Надгробный памятник изображает Агнес Бернауэр с четками в руке, у ее ног — две собачки, символ супружеской верности, связавшей простую девушку с высокородным супругом. Памятник воздвигли по воле ее убийцы герцога Эрнста. Легенда, легшая в основу драмы Геббеля, повествует о том, насколько важны государственные соображения: вероятно, герцог Эрнст восхищался Агнес и ее добродетелью, тем, как бескорыстно она любила его сына, но, поборов себя, твердо решил, что от нее надо решительно избавиться в виду политических последствий свадьбы и дальнейших осложнений — смуты, бунта, разделения и краха государства, братоубийственных войн, нищеты. Совершив жертвоприношение или государственное преступление, герцог решил воздать должное твердости духа невинной жертвы и воздвигнуть ей (когда она больше не представляла опасности) памятник, чтобы слава ее жила в веках. Сам герцог ушел в монастырь. Его сын Альбрехт, взявшийся за оружие, чтобы пойти на отца и защитить жену, а после ее смерти — отомстить за нее, вновь обрел подобающее политическое и династическое положение и, помирившись во имя государственных соображений с родителем, который сделал его вдовцом, принял герцогский скипетр и женился во второй раз на той, что подобала его положению.

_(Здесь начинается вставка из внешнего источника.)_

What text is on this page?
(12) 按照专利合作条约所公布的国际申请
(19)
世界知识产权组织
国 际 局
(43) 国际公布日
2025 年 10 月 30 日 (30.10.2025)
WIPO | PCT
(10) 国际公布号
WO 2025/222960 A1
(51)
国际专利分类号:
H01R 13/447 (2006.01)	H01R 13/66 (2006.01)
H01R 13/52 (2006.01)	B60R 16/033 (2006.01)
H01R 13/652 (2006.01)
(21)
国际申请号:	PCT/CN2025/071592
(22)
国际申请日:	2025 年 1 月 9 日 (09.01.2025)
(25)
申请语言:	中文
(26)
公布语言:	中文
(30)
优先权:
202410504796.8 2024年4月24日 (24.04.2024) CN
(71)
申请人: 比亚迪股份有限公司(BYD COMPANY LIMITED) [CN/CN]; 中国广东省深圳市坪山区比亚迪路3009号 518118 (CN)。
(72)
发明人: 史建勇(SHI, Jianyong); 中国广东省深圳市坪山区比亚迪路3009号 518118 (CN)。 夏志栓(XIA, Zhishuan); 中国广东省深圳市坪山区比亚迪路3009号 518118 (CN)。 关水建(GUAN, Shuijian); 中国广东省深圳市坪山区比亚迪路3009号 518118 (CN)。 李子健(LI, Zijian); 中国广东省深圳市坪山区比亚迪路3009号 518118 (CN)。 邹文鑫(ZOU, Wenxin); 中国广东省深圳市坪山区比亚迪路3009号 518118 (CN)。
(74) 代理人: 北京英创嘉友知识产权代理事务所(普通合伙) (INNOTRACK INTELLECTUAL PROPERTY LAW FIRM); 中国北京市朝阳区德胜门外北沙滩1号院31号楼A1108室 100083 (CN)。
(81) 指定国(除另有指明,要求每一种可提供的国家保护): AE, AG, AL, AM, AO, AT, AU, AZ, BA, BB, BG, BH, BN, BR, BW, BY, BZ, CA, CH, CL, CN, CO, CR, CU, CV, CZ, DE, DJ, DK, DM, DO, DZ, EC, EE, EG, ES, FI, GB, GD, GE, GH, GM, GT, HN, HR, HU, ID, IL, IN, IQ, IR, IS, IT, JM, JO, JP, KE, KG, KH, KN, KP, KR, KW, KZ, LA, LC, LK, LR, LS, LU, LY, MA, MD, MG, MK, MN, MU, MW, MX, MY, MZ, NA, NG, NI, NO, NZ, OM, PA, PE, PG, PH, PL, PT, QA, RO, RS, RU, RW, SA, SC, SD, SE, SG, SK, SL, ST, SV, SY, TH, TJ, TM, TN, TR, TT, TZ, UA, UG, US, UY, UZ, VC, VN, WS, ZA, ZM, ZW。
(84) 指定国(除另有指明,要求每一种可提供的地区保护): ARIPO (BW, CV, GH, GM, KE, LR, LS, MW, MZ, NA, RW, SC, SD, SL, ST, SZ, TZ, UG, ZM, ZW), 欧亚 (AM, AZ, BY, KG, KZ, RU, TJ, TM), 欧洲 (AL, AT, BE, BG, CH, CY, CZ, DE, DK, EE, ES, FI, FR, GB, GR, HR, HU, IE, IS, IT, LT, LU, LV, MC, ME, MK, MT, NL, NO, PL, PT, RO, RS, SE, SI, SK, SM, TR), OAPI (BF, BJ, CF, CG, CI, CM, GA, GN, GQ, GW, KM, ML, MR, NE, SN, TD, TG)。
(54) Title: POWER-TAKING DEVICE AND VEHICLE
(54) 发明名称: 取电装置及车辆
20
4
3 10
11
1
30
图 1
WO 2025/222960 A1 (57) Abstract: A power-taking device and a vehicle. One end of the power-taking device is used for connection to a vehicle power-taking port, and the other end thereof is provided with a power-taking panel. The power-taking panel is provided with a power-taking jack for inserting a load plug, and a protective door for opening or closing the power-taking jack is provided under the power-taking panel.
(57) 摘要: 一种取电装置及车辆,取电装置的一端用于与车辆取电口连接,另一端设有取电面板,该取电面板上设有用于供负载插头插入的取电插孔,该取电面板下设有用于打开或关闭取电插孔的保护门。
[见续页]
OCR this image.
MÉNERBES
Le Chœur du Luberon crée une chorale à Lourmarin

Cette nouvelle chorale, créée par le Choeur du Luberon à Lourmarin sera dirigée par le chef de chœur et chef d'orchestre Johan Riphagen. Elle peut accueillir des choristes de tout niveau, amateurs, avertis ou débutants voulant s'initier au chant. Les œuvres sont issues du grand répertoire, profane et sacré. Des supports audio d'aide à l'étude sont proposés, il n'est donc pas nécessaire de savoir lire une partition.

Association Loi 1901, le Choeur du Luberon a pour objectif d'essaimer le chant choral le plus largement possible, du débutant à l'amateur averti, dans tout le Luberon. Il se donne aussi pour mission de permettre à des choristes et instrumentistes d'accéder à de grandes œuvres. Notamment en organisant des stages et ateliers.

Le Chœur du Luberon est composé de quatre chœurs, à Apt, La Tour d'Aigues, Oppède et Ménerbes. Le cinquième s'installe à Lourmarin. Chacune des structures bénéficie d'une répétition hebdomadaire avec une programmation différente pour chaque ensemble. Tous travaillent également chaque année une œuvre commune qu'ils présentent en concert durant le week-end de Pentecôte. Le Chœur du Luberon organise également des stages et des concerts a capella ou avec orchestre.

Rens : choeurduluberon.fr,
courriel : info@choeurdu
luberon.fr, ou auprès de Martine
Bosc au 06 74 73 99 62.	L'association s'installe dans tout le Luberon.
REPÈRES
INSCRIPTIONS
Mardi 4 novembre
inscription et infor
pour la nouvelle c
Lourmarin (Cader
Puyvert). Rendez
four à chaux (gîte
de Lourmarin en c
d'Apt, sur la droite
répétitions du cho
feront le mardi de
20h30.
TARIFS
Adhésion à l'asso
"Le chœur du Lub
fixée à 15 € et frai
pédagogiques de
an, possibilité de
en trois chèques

Агнес утопили в Дунае, до последнего мгновения она не пожелала отречься от мужа и спасти свою жизнь. Чтобы утопить ее (женщина качалась на волнах), герцогским головорезам пришлось обмотать ее знаменитые волосы вокруг шеста и долго держать ее голову под водой, пока Агнес не умерла. Формально ее обвинили в колдовстве. Пересказывая этот эпизод, Антиквар, писавший на закате эпохи Просвещения, уже не мог считать ее ведьмой: как порядочный буржуа, он дает мирское объяснение легенде, с негодованием сообщая о том, что девица «постыдно» соблазнила герцога Альбрехта — между прочим, не младенца, а цветущего кавалера, который познакомился с Агнес и начал ухаживать за ней на турнире в Аугсбурге. От Эммерама Руспергера — законника, сформулировавшего обвинение в колдовстве против Агнес, и Антиквара, считавшего Агнес наглой девицей, до наших дней дошло распространенное убеждение, что, если отец семейства бросает жену и детей и сходится с двадцатилетней, вина полностью лежит на ней, а мужчина — несчастная жертва.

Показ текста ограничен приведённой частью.